Allowing internal and external recording also opens up another option: using the D750 for live production. Outputting uncompressed video to a vision mixer or a computer capture card is a great option, but being able to record a compressed copy of that camera’s video on a low-cost internal media adds both reassurance and flexibility.
In the short film produced for this review, we recorded both internally and to an Atomos Ninja 2 recorder – although the sample video is made entirely from the in-camera, compressed footage.
Other video-friendly features include dual SD card slots – allowing relay recording or dedicating one card to stills, the other to video – a mic input, headphone monitoring with adjustable audio, and no optical low-pass filter, which should make for reduced moiré and other artefacts.

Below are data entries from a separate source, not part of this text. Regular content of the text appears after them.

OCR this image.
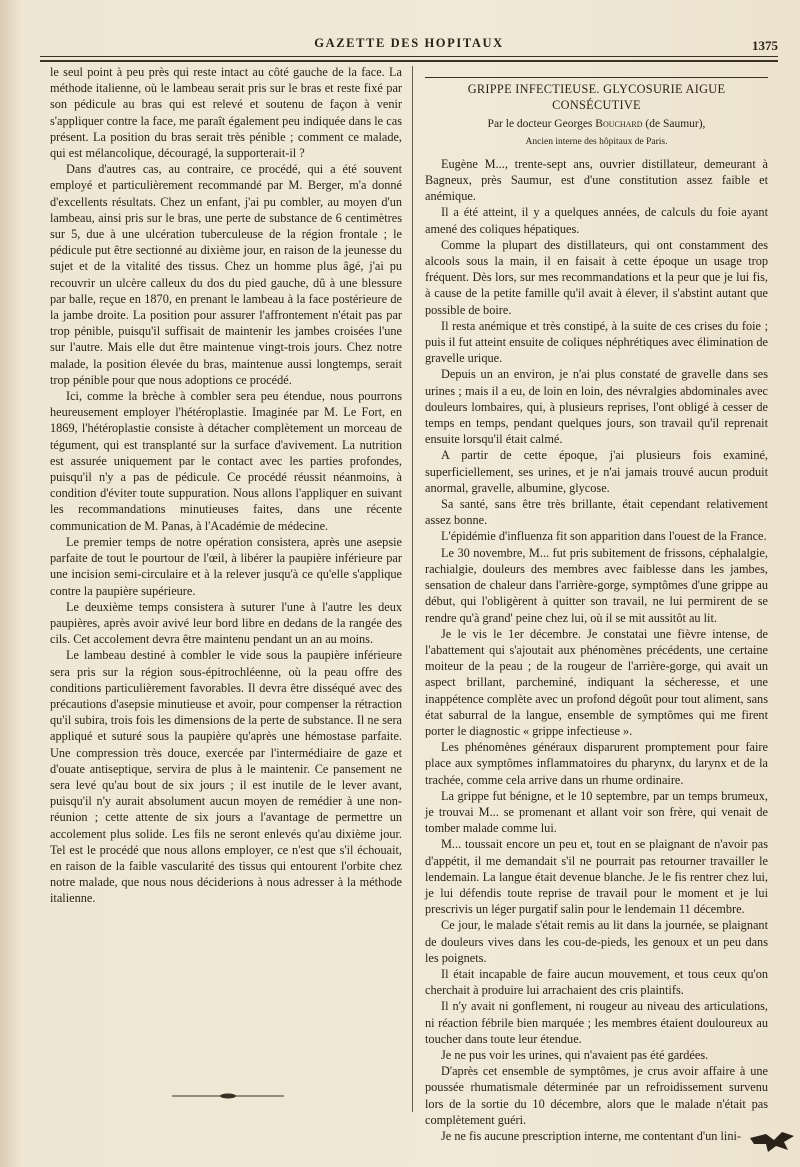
GAZETTE DES HOPITAUX	1375

le seul point à peu près qui reste intact au côté gauche de la face. La méthode italienne, où le lambeau serait pris sur le bras et reste fixé par son pédicule au bras qui est relevé et soutenu de façon à venir s'appliquer contre la face, me paraît également peu indiquée dans le cas présent. La position du bras serait très pénible ; comment ce malade, qui est mélancolique, découragé, la supporterait-il ?

Dans d'autres cas, au contraire, ce procédé, qui a été souvent employé et particulièrement recommandé par M. Berger, m'a donné d'excellents résultats. Chez un enfant, j'ai pu combler, au moyen d'un lambeau, ainsi pris sur le bras, une perte de substance de 6 centimètres sur 5, due à une ulcération tuberculeuse de la région frontale ; le pédicule put être sectionné au dixième jour, en raison de la jeunesse du sujet et de la vitalité des tissus. Chez un homme plus âgé, j'ai pu recouvrir un ulcère calleux du dos du pied gauche, dû à une blessure par balle, reçue en 1870, en prenant le lambeau à la face postérieure de la jambe droite. La position pour assurer l'affrontement n'était pas par trop pénible, puisqu'il suffisait de maintenir les jambes croisées l'une sur l'autre. Mais elle dut être maintenue vingt-trois jours. Chez notre malade, la position élevée du bras, maintenue aussi longtemps, serait trop pénible pour que nous adoptions ce procédé.

Ici, comme la brèche à combler sera peu étendue, nous pourrons heureusement employer l'hétéroplastie. Imaginée par M. Le Fort, en 1869, l'hétéroplastie consiste à détacher complètement un morceau de tégument, qui est transplanté sur la surface d'avivement. La nutrition est assurée uniquement par le contact avec les parties profondes, puisqu'il n'y a pas de pédicule. Ce procédé réussit néanmoins, à condition d'éviter toute suppuration. Nous allons l'appliquer en suivant les recommandations minutieuses faites, dans une récente communication de M. Panas, à l'Académie de médecine.

Le premier temps de notre opération consistera, après une asepsie parfaite de tout le pourtour de l'œil, à libérer la paupière inférieure par une incision semi-circulaire et à la relever jusqu'à ce qu'elle s'applique contre la paupière supérieure.

Le deuxième temps consistera à suturer l'une à l'autre les deux paupières, après avoir avivé leur bord libre en dedans de la rangée des cils. Cet accolement devra être maintenu pendant un an au moins.

Le lambeau destiné à combler le vide sous la paupière inférieure sera pris sur la région sous-épitrochléenne, où la peau offre des conditions particulièrement favorables. Il devra être disséqué avec des précautions d'asepsie minutieuse et avoir, pour compenser la rétraction qu'il subira, trois fois les dimensions de la perte de substance. Il ne sera appliqué et suturé sous la paupière qu'après une hémostase parfaite. Une compression très douce, exercée par l'intermédiaire de gaze et d'ouate antiseptique, servira de plus à le maintenir. Ce pansement ne sera levé qu'au bout de six jours ; il est inutile de le lever avant, puisqu'il n'y aurait absolument aucun moyen de remédier à une non-réunion ; cette attente de six jours a l'avantage de permettre un accolement plus solide. Les fils ne seront enlevés qu'au dixième jour. Tel est le procédé que nous allons employer, ce n'est que s'il échouait, en raison de la faible vascularité des tissus qui entourent l'orbite chez notre malade, que nous nous déciderions à nous adresser à la méthode italienne.

GRIPPE INFECTIEUSE. GLYCOSURIE AIGUE CONSÉCUTIVE
Par le docteur Georges Bouchard (de Saumur),
Ancien interne des hôpitaux de Paris.

Eugène M..., trente-sept ans, ouvrier distillateur, demeurant à Bagneux, près Saumur, est d'une constitution assez faible et anémique.

Il a été atteint, il y a quelques années, de calculs du foie ayant amené des coliques hépatiques.

Comme la plupart des distillateurs, qui ont constamment des alcools sous la main, il en faisait à cette époque un usage trop fréquent. Dès lors, sur mes recommandations et la peur que je lui fis, à cause de la petite famille qu'il avait à élever, il s'abstint autant que possible de boire.

Il resta anémique et très constipé, à la suite de ces crises du foie ; puis il fut atteint ensuite de coliques néphrétiques avec élimination de gravelle urique.

Depuis un an environ, je n'ai plus constaté de gravelle dans ses urines ; mais il a eu, de loin en loin, des névralgies abdominales avec douleurs lombaires, qui, à plusieurs reprises, l'ont obligé à cesser de temps en temps, pendant quelques jours, son travail qu'il reprenait ensuite lorsqu'il était calmé.

A partir de cette époque, j'ai plusieurs fois examiné, superficiellement, ses urines, et je n'ai jamais trouvé aucun produit anormal, gravelle, albumine, glycose.

Sa santé, sans être très brillante, était cependant relativement assez bonne.

L'épidémie d'influenza fit son apparition dans l'ouest de la France.

Le 30 novembre, M... fut pris subitement de frissons, céphalalgie, rachialgie, douleurs des membres avec faiblesse dans les jambes, sensation de chaleur dans l'arrière-gorge, symptômes d'une grippe au début, qui l'obligèrent à quitter son travail, ne lui permirent de se rendre qu'à grand' peine chez lui, où il se mit aussitôt au lit.

Je le vis le 1er décembre. Je constatai une fièvre intense, de l'abattement qui s'ajoutait aux phénomènes précédents, une certaine moiteur de la peau ; de la rougeur de l'arrière-gorge, qui avait un aspect brillant, parcheminé, indiquant la sécheresse, et une inappétence complète avec un profond dégoût pour tout aliment, sans état saburral de la langue, ensemble de symptômes qui me firent porter le diagnostic « grippe infectieuse ».

Les phénomènes généraux disparurent promptement pour faire place aux symptômes inflammatoires du pharynx, du larynx et de la trachée, comme cela arrive dans un rhume ordinaire.

La grippe fut bénigne, et le 10 septembre, par un temps brumeux, je trouvai M... se promenant et allant voir son frère, qui venait de tomber malade comme lui.

M... toussait encore un peu et, tout en se plaignant de n'avoir pas d'appétit, il me demandait s'il ne pourrait pas retourner travailler le lendemain. La langue était devenue blanche. Je le fis rentrer chez lui, je lui défendis toute reprise de travail pour le moment et je lui prescrivis un léger purgatif salin pour le lendemain 11 décembre.

Ce jour, le malade s'était remis au lit dans la journée, se plaignant de douleurs vives dans les cou-de-pieds, les genoux et un peu dans les poignets.

Il était incapable de faire aucun mouvement, et tous ceux qu'on cherchait à produire lui arrachaient des cris plaintifs.

Il n'y avait ni gonflement, ni rougeur au niveau des articulations, ni réaction fébrile bien marquée ; les membres étaient douloureux au toucher dans toute leur étendue.

Je ne pus voir les urines, qui n'avaient pas été gardées.

D'après cet ensemble de symptômes, je crus avoir affaire à une poussée rhumatismale déterminée par un refroidissement survenu lors de la sortie du 10 décembre, alors que le malade n'était pas complètement guéri.

Je ne fis aucune prescription interne, me contentant d'un lini-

The feature the D750 does not have, though, is 4K video recording. This is a resolutely HD camera, but this brings some advantages, including strong low light performance, a wide dynamic range, and of course, the full-frame sensor.
Most hybrid and DSLR cameras need to crop their image to achieve a clean 4K output, or oversample the picture. Unless done well, this can lead to video noise and artefacts. But the D750’s HD picture is clean.
Experts are split on whether the D750 or the D810 have the better dynamic range; practical experience suggests that the D750, with its 24-megapixel sensor, performs better in low light than the 36-megapixel D800.
Of course, the D800 cannot compete, in low light, with Sony’s A7S. But that camera only has a 12 megapixel sensor, seriously limiting its use for stills. The D750 is significantly better in low light than the Panasonic GH4, and has both more resolution and a shallower depth of field.
Finally, the D750 has WiFi control built in: this is an expensive option on the D810. Nikon’s WiFi camera control application is perhaps not the most sophisticated, but built-in WiFi, once you have it in your workflow, is one of those features that you quickly wonder how you did without.